When we daydream about the world from our homely vantage-points it’s easy to judge the failures of those who rise to society’s upper echelons, believing we’d be able to make better decisions given the chance (Josh Trank’s direction of Fantastic Four, for example). We rarely consider the pressures of the elite in our idealistic fantasies. When it comes to being a film director, the pressures rise like wind-resistance: the larger the scale of a project or ambitious the vision, the more difficult it becomes to accomplish. That’s what made Stanley Kubrick so amazing—he managed to formulate a system and method that allowed him to function in a volatile and pressure-riddled industry with the controlled demeanour of a mindfulness meditation guru. The results speak for themselves. As Martin Scorsese said: “One Kubrick film is worth ten of anyone else’s.”
Towards the end of the Playboy interview the conversation drifted into the prospects of alien life and human existentialism, and Kubrick was asked by the interviewer: “If life is so purposeless, do you feel that it’s worth living?”

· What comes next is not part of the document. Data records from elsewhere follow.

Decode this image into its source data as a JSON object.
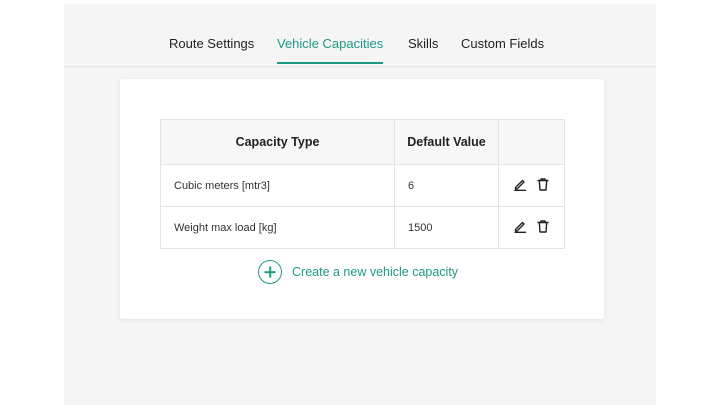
{
  "tabs": [
    {
      "label": "Route Settings",
      "active": false
    },
    {
      "label": "Vehicle Capacities",
      "active": true
    },
    {
      "label": "Skills",
      "active": false
    },
    {
      "label": "Custom Fields",
      "active": false
    }
  ],
  "table": {
    "headers": [
      "Capacity Type",
      "Default Value",
      ""
    ],
    "rows": [
      {
        "type": "Cubic meters [mtr3]",
        "value": "6"
      },
      {
        "type": "Weight max load [kg]",
        "value": "1500"
      }
    ]
  },
  "actions": {
    "add_label": "Create a new vehicle capacity"
  },
  "icons": {
    "edit": "pencil-icon",
    "delete": "trash-icon",
    "add": "plus-circle-icon"
  },
  "colors": {
    "accent": "#1d9a84",
    "background": "#f5f5f5",
    "card": "#ffffff"
  }
}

Kubrick: Yes, for those of us who manage somehow to cope with our mortality. The very meaningless of life forces man to create his own meaning. Children, of course, begin life with an untarnished sense of wonder, a capacity to experience total joy at something as simple as the greenness of a leaf; but as they grow older, the awareness of death and decay begins to impinge on their consciousness and subtly erode their joie de vivre, their idealism—and their assumption of immortality. As a child matures, he sees death and pain everywhere about him, and begins to lose faith in faith and in the ultimate goodness of man. But if he’s reasonably strong—and lucky—he can emerge from this twilight of the soul into a rebirth of life’s élan. Both because of and in spite of his awareness of the meaninglessness of life, he can forge a fresh of purpose and affirmation. He may not recapture the same pure sense of wonder he was born with, but he can shape something far more enduring and sustaining. The most terrifying fact about the universe is not that it is hostile but that it is indifferent; but if we can come to terms with this indifference and accept the challenges of life within the boundaries of death—however mutable man may be able to make them—our existence as a species can have genuine meaning and fulfilment. However vast the darkness, we must supply our own light.